Johnny Knoxville, Extraordinary Man

PUBLISHED OCTOBER 2, 2006

In the decidedly non-intellectual canon of MTV prime time programming, one show stands out as not only the absolute nadir of human intellectual development, but as the possible nadir of human development in general. With its juvenile preoccupation with vomit, midget nudity, non-lethal weaponry, potentially lethal animals, shit eating, animal sex, and perverted practical jokes involving one-or in some cases, several-of these elements, Jackass is idiotic in a world where a Laguna Beach bitch-fit or a fast-cutting MTV News update passes for profound; stupid even in juxtaposition with the likes of Parental Control and I Want a Famous Face. Jackass is the comedic equivalent of a particularly creepy Facebook stalker: desperate, aggressively shameless, and willing to do almost anything.

But unlike a particularly creepy Facebook stalker, Jackass enjoys phenomenal popularity, and it's significant that the success of the unimaginably disgusting Jackass: Number Two comes four years after the show's last new episode. It's not by accident that Jackass has had such staying power, and frontman Johnny Knoxville's winsome simplicity and enthusiasm for pain belie the subtle genius of his creation. Jackass is primarily remarkable in its astounding ability to convert Knoxville's masochism into our sadism, as his enthusiasm for pain is matched only by his audience's enthusiasm for encouraging his self-destruction-encouragement manifested through laughter, enjoyment and a big opening weekend at the box office. Since Jackass fans outnumber masochists, this ability to turn human instinct and emotion on its head is especially remarkable-in the hands of the Jackass crew even the perverse spectacle of over a dozen people laughing hysterically while a friend and fellow human being is keeled over in excruciating pain is packed with almost pant-pissing hilarity. Human cruelty and indifference should never be funny, and the same dark regions that have given us war and genocide have somehow made Steve-O's wails of agony the cinematic catchphrase of the season.

But cruelty seems less cruel in a world in which most physical and moral barriers are negated and ignored-in which there's nothing preventing people from sicking a crate of angry bees on their best friends, and no self-preserving instincts telling people not to take a ride in a jet-powered shopping cart. Unbound by the limitations of common sense, Knoxville epitomizes the dark flip side of the "extraordinary man" theory even more so than Raskolnikov, the tragic antihero of Fyodor Dostoevsky's Crime and Punishment. In spite of certain minor differences (Knoxville hasn't killed anybody-yet), each are studies in the self-destructive results of attempting to transcend some of life's fundamental principles.

Of course this is an imperfect comparison. While idealism motivates Raskolnikov, Knoxville is a man without ideas-philosophically he's a nihilist, and his persistent belief that the precious gift of life should be jeopardized in the name of comedy and testing one's threshold for pain works to cancel all other beliefs.
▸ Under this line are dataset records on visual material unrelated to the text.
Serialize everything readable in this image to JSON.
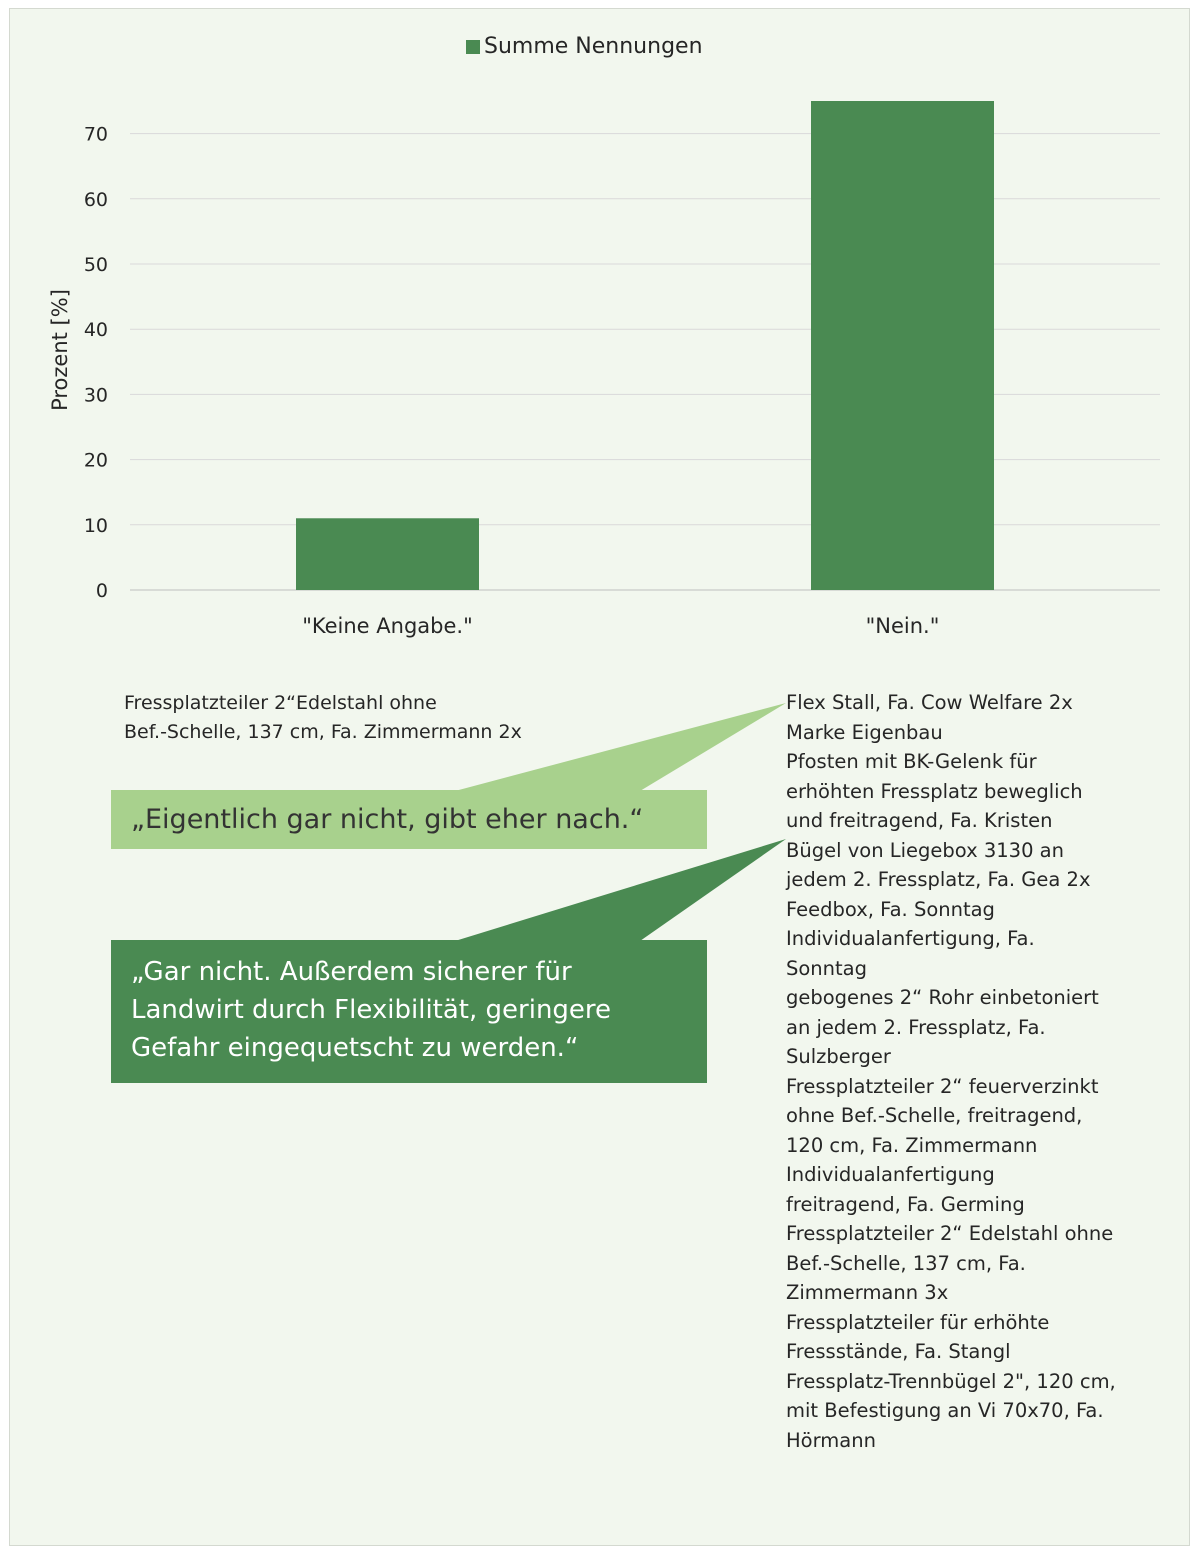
{
  "chart_data": {
    "type": "bar",
    "categories": [
      "\"Keine Angabe.\"",
      "\"Nein.\""
    ],
    "series": [
      {
        "name": "Summe Nennungen",
        "values": [
          11,
          75
        ]
      }
    ],
    "ylabel": "Prozent [%]",
    "xlabel": "",
    "title": "",
    "ylim": [
      0,
      70
    ],
    "yticks": [
      0,
      10,
      20,
      30,
      40,
      50,
      60,
      70
    ],
    "grid": true,
    "legend": "top-center",
    "colors": {
      "bar": "#4a8a52",
      "grid": "#d9d9d9",
      "background": "#f2f7ee"
    }
  },
  "legend": {
    "label": "Summe Nennungen"
  },
  "axis": {
    "ylabel": "Prozent [%]"
  },
  "notes": {
    "left": "Fressplatzteiler 2“Edelstahl ohne\nBef.-Schelle, 137 cm, Fa. Zimmermann 2x",
    "right": "Flex Stall, Fa. Cow Welfare 2x\nMarke Eigenbau\nPfosten mit BK-Gelenk für\nerhöhten Fressplatz beweglich\nund freitragend, Fa. Kristen\nBügel von Liegebox 3130 an\njedem 2. Fressplatz, Fa. Gea 2x\nFeedbox, Fa. Sonntag\nIndividualanfertigung, Fa.\nSonntag\ngebogenes 2“ Rohr einbetoniert\nan jedem 2. Fressplatz, Fa.\nSulzberger\nFressplatzteiler 2“ feuerverzinkt\nohne Bef.-Schelle, freitragend,\n120 cm, Fa. Zimmermann\nIndividualanfertigung\nfreitragend, Fa. Germing\nFressplatzteiler 2“ Edelstahl ohne\nBef.-Schelle, 137 cm, Fa.\nZimmermann 3x\nFressplatzteiler für erhöhte\nFressstände, Fa. Stangl\nFressplatz-Trennbügel 2\", 120 cm,\nmit Befestigung an Vi 70x70, Fa.\nHörmann"
  },
  "callouts": {
    "light": "„Eigentlich gar nicht, gibt eher nach.“",
    "dark": "„Gar nicht. Außerdem sicherer für\nLandwirt durch Flexibilität, geringere\nGefahr eingequetscht zu werden.“",
    "light_color": "#a8d18d",
    "dark_color": "#4a8a52"
  }
}
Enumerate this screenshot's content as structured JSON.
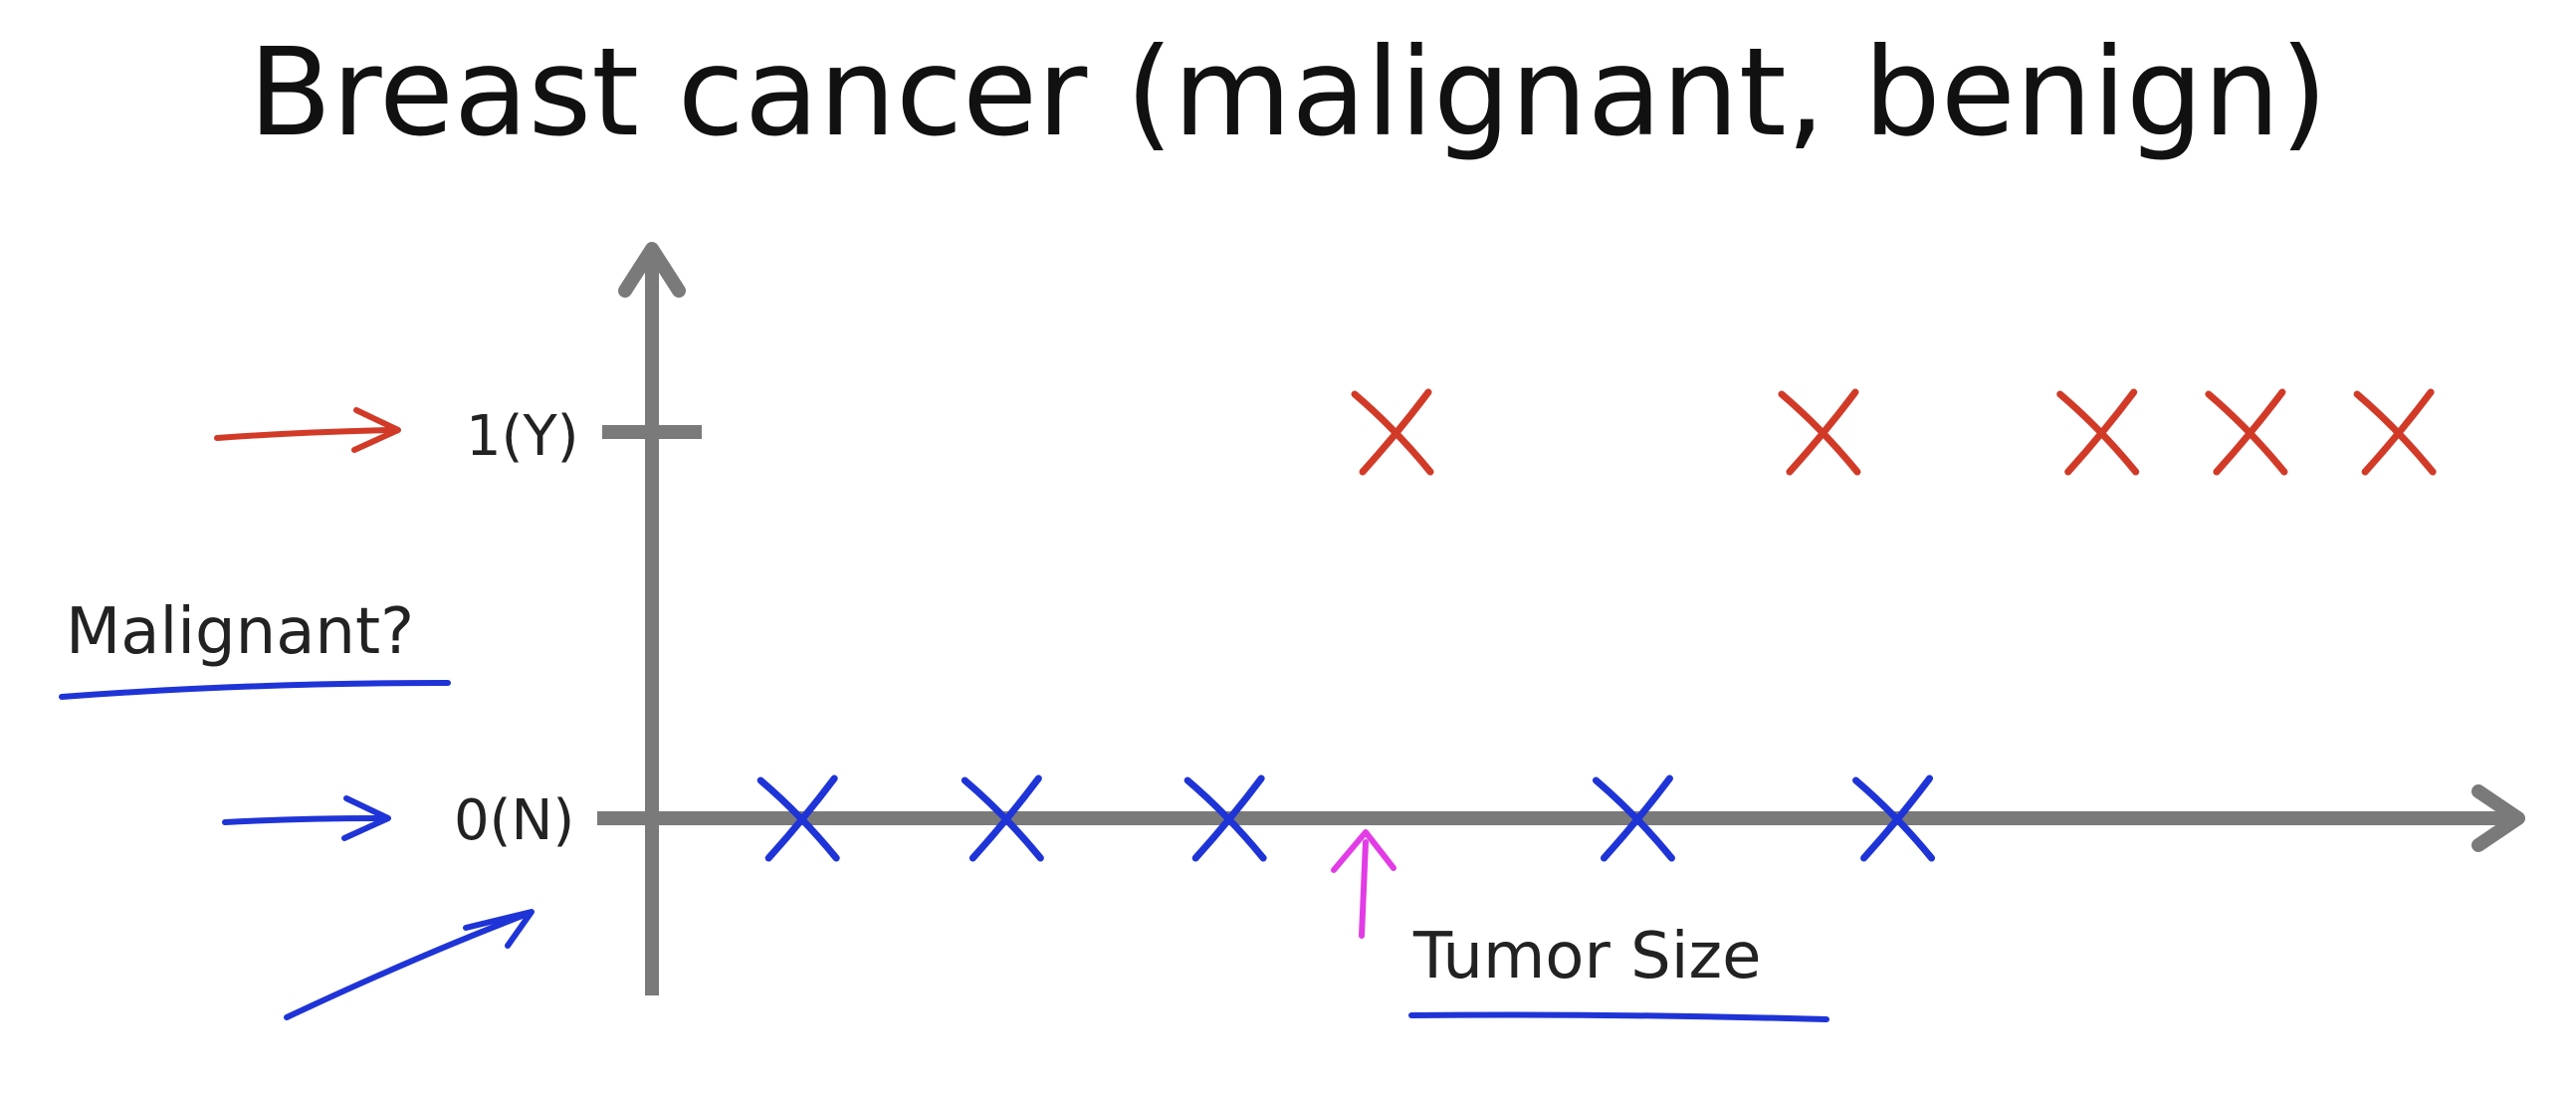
{
  "chart_data": {
    "type": "scatter",
    "title": "Breast cancer (malignant, benign)",
    "xlabel": "Tumor Size",
    "ylabel": "Malignant?",
    "y_ticks": [
      {
        "value": 1,
        "label": "1(Y)"
      },
      {
        "value": 0,
        "label": "0(N)"
      }
    ],
    "xlim": [
      0,
      10
    ],
    "ylim": [
      0,
      1
    ],
    "grid": false,
    "series": [
      {
        "color": "#d23a28",
        "points": [
          {
            "x": 4.0,
            "y": 1
          },
          {
            "x": 6.3,
            "y": 1
          },
          {
            "x": 7.8,
            "y": 1
          },
          {
            "x": 8.6,
            "y": 1
          },
          {
            "x": 9.4,
            "y": 1
          }
        ]
      },
      {
        "color": "#1f34d6",
        "points": [
          {
            "x": 0.8,
            "y": 0
          },
          {
            "x": 1.9,
            "y": 0
          },
          {
            "x": 3.1,
            "y": 0
          },
          {
            "x": 5.3,
            "y": 0
          },
          {
            "x": 6.7,
            "y": 0
          }
        ]
      }
    ]
  },
  "colors": {
    "axis": "#7a7a7a",
    "annotation_red": "#d23a28",
    "annotation_blue": "#1f34d6",
    "annotation_magenta": "#e23ce6"
  }
}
Life, according to Knoxville, is for doing hilarious, violent and above all pointless things; it's a purposeless void, populated by cow turds, fart helmets and penis-shaped cattle brands. Though over an hour and a half in movie form, one gets the sense that The Tao of Knoxville would be a very short book indeed.

But there is, paradoxically, meaning in this meaninglessness. There's sociological meaning to it-the Jackass cast is white-bread and middle class, and the show's fecklessness could echo the superficiality of the suburbs, while its stunts could be the more extreme consequences of suburban malaise and boredom. If the comedic nihilism of the Dadaist movement after World War I reflected the complexities of living in a world gone mad, then the comedic nihilism of Jackass reflects the banality of middle-class life in modern America. Again, an imperfect comparison-but I've always admired Knoxville's ability to combine the philosophy of Marcel Duchamp with the maniacal charisma of Willy Wonka.

The only thing about Jackass that completely defies analysis is how anybody finds humor in anything so wantonly cruel. It could be that Jackass is funny because it's troubling, and that we laugh at it because it walks such thin lines of ethicality and good taste-and because, for whatever reason, there's nothing funnier than a naked midget walking into a crowded boardroom. Nothing.